Conventions can make good public APIs

It  turns out HTTP is quite useful 🙊. A bit like gRPC or other API styles  that have their own specific protocols, a lot of things have to be  reinvented with a GraphQL API. Errors, caching, rate limiting, timeouts,  and so many other things are handled in many different ways by GraphQL  API providers at the moment. Part of it is because best practices are  still emerging and another part of it is that because the GraphQL  specification doesn’t say anything about it, which is wise in many ways.  Currently a GraphQL client must learn how a certain provider handles  all these things. Is the GraphQL server using errors in data, or using  GraphQL errors? Is the GraphQL API  returning 429 or has a custom error encoded when a client gets rate  limited? What about cache hints? Every time a client interacts with a  new GraphQL API, they have to find either through exploration or  documentation how all these things must be handled. Compare this to an  HTTP API, where you can most of the time expect the right behavior when  you throw an HTTP client at it.
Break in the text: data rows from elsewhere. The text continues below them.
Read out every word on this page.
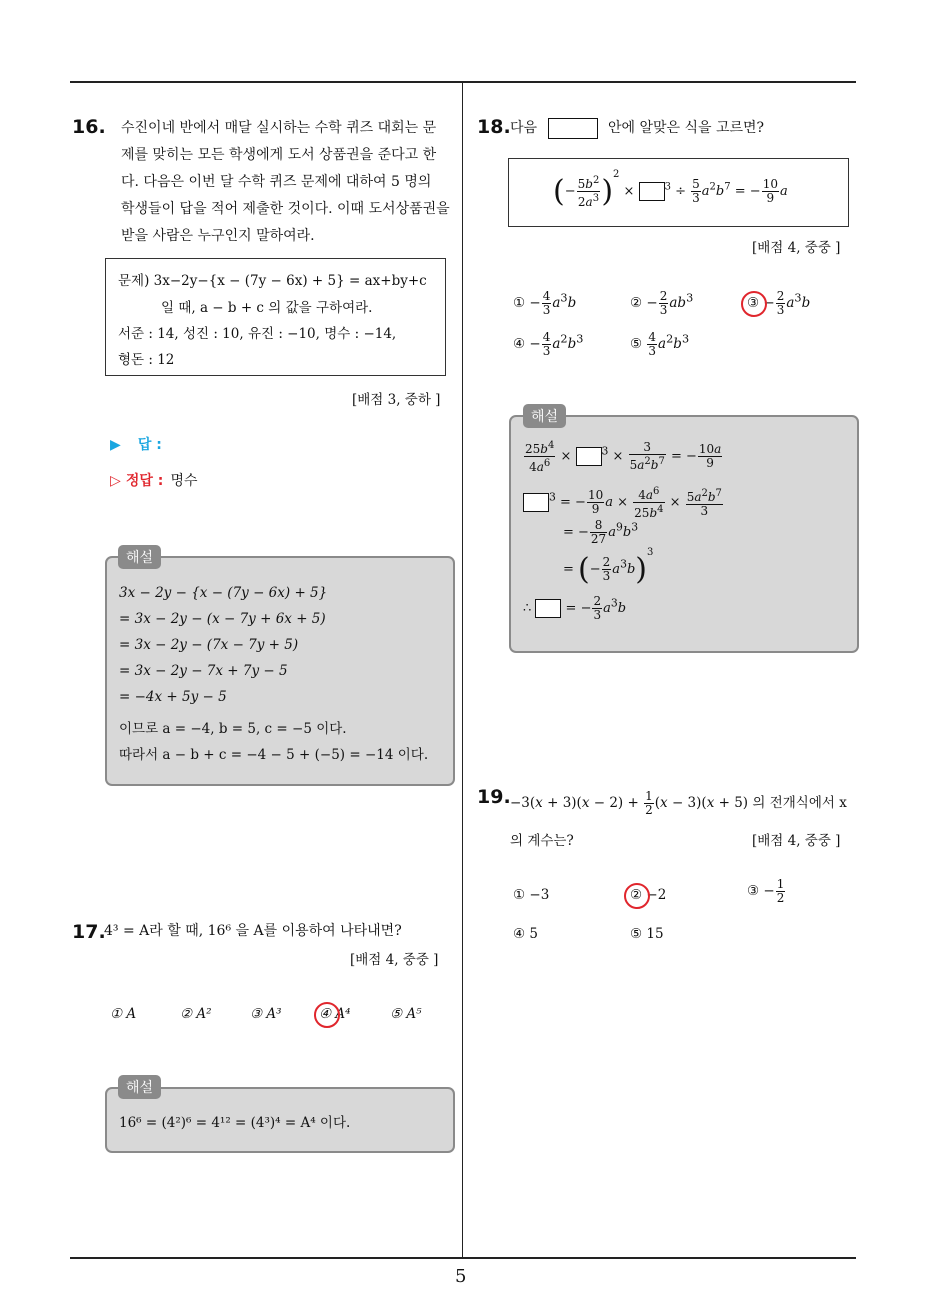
5
16. 수진이네 반에서 매달 실시하는 수학 퀴즈 대회는 문
제를 맞히는 모든 학생에게 도서 상품권을 준다고 한
다. 다음은 이번 달 수학 퀴즈 문제에 대하여 5 명의
학생들이 답을 적어 제출한 것이다. 이때 도서상품권을
받을 사람은 누구인지 말하여라.
문제) 3x−2y−{x − (7y − 6x) + 5} = ax+by+c
일 때, a − b + c 의 값을 구하여라.
서준 : 14, 성진 : 10, 유진 : −10, 명수 : −14,
형돈 : 12
[배점 3, 중하 ]
▶ 답 :
▷ 정답 : 명수
3x − 2y − {x − (7y − 6x) + 5}
= 3x − 2y − (x − 7y + 6x + 5)
= 3x − 2y − (7x − 7y + 5)
= 3x − 2y − 7x + 7y − 5
= −4x + 5y − 5
이므로 a = −4, b = 5, c = −5 이다.
따라서 a − b + c = −4 − 5 + (−5) = −14 이다.
해설
17.
4³ = A라 할 때, 16⁶ 을 A를 이용하여 나타내면?
[배점 4, 중중 ]
① A	② A²	③ A³	④ A⁴	⑤ A⁵
16⁶ = (4²)⁶ = 4¹² = (4³)⁴ = A⁴ 이다.
해설
18. 다음	안에 알맞은 식을 고르면?
(− $\frac{5b^2}{2a^3} )^2$ ×	$^3 \div \frac{5}{3} a^2b^7$ = − $\frac{10}{9}$ a
[배점 4, 중중 ]
① − $\frac{4}{3} a^3b$	② − $\frac{2}{3} ab^3$	③ − $\frac{2}{3} a^3b$
④ − $\frac{4}{3} a^2b^3$	⑤ $\frac{4}{3} a^2b^3$
$\frac{25b^4}{4a^6} \times ^3 \times \frac{3}{5a^2b^7}$ = − $\frac{10a}{9}$
$^3$ = − $\frac{10}{9}$ $a \times \frac{4a^6}{25b^4} \times \frac{5a^2b^7}{3}$
= − $\frac{8}{27} a^9b^3$
= (− $\frac{2}{3} a^3b)^3$
∴  = − $\frac{2}{3} a^3b$
해설
19. $-3(x + 3)(x - 2) + \frac{1}{2} (x - 3)(x + 5)$ 의 전개식에서 x
의 계수는?	[배점 4, 중중 ]
① −3	② −2	③ − $\frac{1}{2}$
④ 5	⑤ 15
Of  course a lot of this is a challenge to HTTP APIs too, which is why  you’ll always hear the advice of using as many HTTP concepts as possible  before implementing your own logic. Should public GraphQL APIs served  over HTTP return a 429 TOO MANY REQUESTS or more something like this?

{  
  "errors": [{
    "message": "Rate Limited",
    "code": "RATE_LIMITED" 
  }]
}

With 429,  most of HTTP libraries will handle these requests perfectly. With the  other approach, we require clients to learn a whole new “protocol” for  our API, try and learn about every error possible and how it’s expressed  in this particular API. This also explains why generated clients are so popular with things like gRPC, since companies can generate  their own concepts into clients instead of letting users with generic  clients try to handle these scenarios.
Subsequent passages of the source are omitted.